2.02.2009

Fail Log -- Benjamin

I thought I could take Walter Benjamin's unfinished "Arcades Project" and make a contemporary analogue using the notes he left behind. Arcades turned out to be too dense to sustain as a springboard of imagination. Lots of good stuff in there though. He was a digger, a finder of "emblems, ruins, things", undistinguished masses or piles that could later be set in series in order to unfold a trend or movement. Similar to Deleuze's ideas on "egyptology". below is the bit that i got written:

Trader Joe’s is really just a boutique store gone huge. A specialty store that feeds the bourgeoisie. And there is something religious about the way its shoppers venerate its market.

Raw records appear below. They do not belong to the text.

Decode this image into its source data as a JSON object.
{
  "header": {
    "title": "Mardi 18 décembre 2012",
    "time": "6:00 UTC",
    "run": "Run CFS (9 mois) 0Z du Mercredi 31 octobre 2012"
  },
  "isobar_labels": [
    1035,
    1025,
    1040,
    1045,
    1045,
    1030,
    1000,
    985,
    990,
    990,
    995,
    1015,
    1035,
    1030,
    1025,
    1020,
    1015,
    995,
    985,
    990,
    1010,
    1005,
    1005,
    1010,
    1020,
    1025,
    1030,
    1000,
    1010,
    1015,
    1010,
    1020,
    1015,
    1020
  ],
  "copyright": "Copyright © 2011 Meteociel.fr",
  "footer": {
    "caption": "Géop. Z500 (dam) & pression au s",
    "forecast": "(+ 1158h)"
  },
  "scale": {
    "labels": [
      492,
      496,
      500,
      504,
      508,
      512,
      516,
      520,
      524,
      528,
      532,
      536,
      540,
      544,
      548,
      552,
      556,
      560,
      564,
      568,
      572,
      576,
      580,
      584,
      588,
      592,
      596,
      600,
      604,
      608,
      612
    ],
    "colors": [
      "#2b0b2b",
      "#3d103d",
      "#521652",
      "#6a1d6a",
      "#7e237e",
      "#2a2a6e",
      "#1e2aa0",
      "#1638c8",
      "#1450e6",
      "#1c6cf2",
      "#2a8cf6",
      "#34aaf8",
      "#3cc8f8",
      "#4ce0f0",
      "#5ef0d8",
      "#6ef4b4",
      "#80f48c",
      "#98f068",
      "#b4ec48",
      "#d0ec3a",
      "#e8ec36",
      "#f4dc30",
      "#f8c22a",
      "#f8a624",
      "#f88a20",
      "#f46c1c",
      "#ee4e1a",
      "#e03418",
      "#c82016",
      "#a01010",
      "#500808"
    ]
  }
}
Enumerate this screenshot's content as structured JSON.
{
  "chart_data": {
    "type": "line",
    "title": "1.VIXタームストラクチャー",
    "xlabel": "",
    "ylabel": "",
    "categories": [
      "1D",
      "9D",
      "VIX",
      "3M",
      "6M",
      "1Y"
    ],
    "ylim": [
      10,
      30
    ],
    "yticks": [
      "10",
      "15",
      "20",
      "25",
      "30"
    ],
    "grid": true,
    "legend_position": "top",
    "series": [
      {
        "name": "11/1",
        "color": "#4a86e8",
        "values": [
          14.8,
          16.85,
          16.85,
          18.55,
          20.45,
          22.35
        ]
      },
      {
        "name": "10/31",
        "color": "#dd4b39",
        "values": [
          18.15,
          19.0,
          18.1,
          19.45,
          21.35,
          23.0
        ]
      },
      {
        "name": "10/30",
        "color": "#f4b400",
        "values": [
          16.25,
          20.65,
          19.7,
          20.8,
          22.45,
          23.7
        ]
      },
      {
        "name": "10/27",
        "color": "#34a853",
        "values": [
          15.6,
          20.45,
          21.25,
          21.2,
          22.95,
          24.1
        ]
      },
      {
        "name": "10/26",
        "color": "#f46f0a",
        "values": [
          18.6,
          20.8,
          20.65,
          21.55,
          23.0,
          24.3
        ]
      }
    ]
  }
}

My mom might have a fit if she didn’t make it to “TJ’s” every week. Is it the prices? The quality? The atmosphere? The customer service? Where did we start on the path that ended in TJ’s? The French arcades of the 1800’s? The “malls” of the U.S. 1980’s? One has to love the architecture of these stores. Take a warehouse with high ceilings, and fill it with aisles. Then, find similarly indispensible goods, and erect another warehouse to house that store. Then, take this big-box store model and replicate it in every town having more than 200,000 people. Suddenly, TJ’s becomes a destination within a mall that is really a parking lot. I think maybe this started with Costco/BJ’s wholesale stores, and continued with Wal-Mart, before others caught on. Stack it high and watch it fly. Now, Whole Foods is respectable enough for celebrities to shop at, even though it adheres to the same principles as Wal-Mart. And so we have mannequins, moms and dads with clothing from other big-box stores, pushing carts with a zeal not seen since since our parent’s generation. The parent has become the product, the mannequin that is being sold to itself, a self-inflicted case of cannabalism. Our meat and poultry is slaughtered and packaged in assembly line fashion, and we shop with the same sort of need for efficiency, clueless as to how the pigs, sheep, beef, and birds got to those refrigerators, in that packaging. So long as it says TJ’s on the front, our conscience is happy. Government is tied into this circular system of cannibalism. If the consumers don’t consume, the economy grinds to a halt. Two-thirds of all the tax receipts due the government originate in enterprises dedicated to bottom-feeder consumption. We have prettied this pig, the American consumer, beyond all lengths imaginable. There are only so many body parts that can be replaced, augmented, or enhanced, no? Or is there no end to the possibilities of graphic design imagining desires for us, talking oven mitts and giddy cereal leprechauns?